Optimization

Optimizers

XPM Configxpmir.learning.optim.Optimizer[source]

Bases: experimaestro.core.objects.Config

XPM Configxpmir.learning.optim.Adam(*, lr, weight_decay, eps)[source]

Bases: xpmir.learning.optim.Optimizer

Wrapper for Adam optimizer in PyTorch

lr: float = 0.001

Learning rate

weight_decay: float = 0.0

Weight decay (L2)

eps: float = 1e-08
XPM Configxpmir.learning.optim.AdamW(*, lr, weight_decay, eps)[source]

Bases: xpmir.learning.optim.Optimizer

Adam optimizer that takes into account the regularization

See the PyTorch documentation

lr: float = 0.001
weight_decay: float = 0.01
eps: float = 1e-08
XPM Configxpmir.learning.optim.ParameterOptimizer(*, optimizer, scheduler, module, filter)[source]

Bases: experimaestro.core.objects.Config

Associates an optimizer with a list of parameters to optimize

optimizer: xpmir.learning.optim.Optimizer

The optimizer

scheduler: xpmir.learning.schedulers.Scheduler

The optional scheduler

module: xpmir.learning.optim.Module

The module from which parameters should be extracted

filter: xpmir.learning.optim.ParameterFilter = xpmir.learning.optim.ParameterFilter()

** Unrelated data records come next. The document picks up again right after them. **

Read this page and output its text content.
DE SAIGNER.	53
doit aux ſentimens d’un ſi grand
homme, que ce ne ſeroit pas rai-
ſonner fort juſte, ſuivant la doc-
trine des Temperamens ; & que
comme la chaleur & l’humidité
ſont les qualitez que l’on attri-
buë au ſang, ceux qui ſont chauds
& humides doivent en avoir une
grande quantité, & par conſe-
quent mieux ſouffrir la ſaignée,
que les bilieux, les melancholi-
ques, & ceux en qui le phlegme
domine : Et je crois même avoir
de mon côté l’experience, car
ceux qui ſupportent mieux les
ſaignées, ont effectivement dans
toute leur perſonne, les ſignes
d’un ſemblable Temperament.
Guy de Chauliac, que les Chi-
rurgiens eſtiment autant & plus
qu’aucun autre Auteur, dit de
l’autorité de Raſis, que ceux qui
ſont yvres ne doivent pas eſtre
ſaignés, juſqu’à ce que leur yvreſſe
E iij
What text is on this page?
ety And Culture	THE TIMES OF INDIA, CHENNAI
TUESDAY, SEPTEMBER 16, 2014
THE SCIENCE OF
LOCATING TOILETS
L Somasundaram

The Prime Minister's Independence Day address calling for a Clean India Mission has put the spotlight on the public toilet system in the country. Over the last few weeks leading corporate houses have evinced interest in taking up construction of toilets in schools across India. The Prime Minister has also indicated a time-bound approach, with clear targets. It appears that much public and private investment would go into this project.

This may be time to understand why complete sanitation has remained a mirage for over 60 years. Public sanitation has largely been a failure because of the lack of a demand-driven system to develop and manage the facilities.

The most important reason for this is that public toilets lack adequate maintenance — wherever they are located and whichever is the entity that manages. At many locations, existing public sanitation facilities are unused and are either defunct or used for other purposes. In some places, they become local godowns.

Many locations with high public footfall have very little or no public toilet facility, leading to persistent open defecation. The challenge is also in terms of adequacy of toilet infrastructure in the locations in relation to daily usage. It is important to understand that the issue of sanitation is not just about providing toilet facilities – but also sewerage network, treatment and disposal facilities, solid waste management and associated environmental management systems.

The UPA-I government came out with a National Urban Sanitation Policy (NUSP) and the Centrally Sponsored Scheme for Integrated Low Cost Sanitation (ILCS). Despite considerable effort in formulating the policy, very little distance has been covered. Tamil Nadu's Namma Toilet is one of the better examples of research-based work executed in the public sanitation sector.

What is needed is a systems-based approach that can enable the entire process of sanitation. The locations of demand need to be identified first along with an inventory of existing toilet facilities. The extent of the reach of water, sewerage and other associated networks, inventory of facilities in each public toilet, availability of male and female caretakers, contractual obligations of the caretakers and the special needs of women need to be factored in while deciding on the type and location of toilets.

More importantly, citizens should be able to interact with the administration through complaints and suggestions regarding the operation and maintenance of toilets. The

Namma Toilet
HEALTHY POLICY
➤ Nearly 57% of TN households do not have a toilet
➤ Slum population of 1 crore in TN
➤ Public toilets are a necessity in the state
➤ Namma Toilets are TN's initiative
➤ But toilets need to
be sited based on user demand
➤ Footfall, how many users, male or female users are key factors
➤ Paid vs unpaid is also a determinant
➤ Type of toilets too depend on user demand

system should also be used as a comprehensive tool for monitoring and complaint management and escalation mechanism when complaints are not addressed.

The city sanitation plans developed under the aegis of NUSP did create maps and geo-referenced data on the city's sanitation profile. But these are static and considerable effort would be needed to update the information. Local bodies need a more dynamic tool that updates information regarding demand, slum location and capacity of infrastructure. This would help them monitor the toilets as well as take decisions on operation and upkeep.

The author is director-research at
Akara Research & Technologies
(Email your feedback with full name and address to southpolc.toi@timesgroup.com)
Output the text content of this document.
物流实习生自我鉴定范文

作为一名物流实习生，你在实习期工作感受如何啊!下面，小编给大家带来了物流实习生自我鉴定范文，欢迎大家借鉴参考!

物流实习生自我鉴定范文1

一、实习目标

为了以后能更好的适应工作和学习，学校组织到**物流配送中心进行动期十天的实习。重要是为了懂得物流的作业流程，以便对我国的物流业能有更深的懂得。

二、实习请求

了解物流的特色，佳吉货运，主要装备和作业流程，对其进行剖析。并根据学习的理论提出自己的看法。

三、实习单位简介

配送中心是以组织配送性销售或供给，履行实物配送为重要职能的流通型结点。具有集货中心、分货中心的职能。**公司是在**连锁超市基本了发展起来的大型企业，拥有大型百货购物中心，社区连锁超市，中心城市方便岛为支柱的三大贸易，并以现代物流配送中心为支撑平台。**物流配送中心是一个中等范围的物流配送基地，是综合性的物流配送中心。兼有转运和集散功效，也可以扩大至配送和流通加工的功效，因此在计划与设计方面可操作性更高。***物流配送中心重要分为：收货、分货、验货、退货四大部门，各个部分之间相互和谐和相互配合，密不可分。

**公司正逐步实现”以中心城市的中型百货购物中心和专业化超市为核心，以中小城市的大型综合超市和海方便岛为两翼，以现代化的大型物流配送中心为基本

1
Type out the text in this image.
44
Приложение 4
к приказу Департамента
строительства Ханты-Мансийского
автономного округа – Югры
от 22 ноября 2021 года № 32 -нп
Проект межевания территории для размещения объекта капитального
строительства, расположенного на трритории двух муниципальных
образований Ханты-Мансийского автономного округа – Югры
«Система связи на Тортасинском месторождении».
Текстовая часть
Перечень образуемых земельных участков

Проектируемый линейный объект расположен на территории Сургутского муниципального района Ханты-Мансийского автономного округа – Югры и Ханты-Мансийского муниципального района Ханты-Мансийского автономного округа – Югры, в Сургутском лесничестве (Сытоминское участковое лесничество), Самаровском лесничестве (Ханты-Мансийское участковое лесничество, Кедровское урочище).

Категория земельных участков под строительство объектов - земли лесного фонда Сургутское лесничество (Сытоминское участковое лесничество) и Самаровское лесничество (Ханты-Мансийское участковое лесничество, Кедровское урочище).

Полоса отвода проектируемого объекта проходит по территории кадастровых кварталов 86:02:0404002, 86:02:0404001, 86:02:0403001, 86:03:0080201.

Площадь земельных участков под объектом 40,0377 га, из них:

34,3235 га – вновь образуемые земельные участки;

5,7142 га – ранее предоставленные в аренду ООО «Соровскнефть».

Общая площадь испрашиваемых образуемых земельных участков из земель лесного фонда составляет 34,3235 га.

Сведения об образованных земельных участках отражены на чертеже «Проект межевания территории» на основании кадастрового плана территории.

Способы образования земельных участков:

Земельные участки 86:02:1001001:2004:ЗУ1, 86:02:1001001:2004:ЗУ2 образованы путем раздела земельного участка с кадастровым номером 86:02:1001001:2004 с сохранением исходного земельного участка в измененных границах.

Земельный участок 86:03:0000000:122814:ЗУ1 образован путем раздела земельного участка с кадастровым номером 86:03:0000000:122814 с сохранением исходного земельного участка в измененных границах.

How parameters should be selected for this (by default, use them all)

XPM Configxpmir.learning.optim.ParameterFilter[source]

Bases: experimaestro.core.objects.Config

One abstract class which doesn’t do the filtrage

XPM Configxpmir.learning.optim.Module[source]

Bases: experimaestro.core.objects.Config, TorchModule

A module contains parameters

Batching

XPM Configxpmir.learning.batchers.Batcher[source]

Bases: experimaestro.core.objects.Config

Responsible for micro-batching when the batch does not fit in memory

The base class just does nothing (no adaptation)

XPM Configxpmir.learning.batchers.PowerAdaptativeBatcher[source]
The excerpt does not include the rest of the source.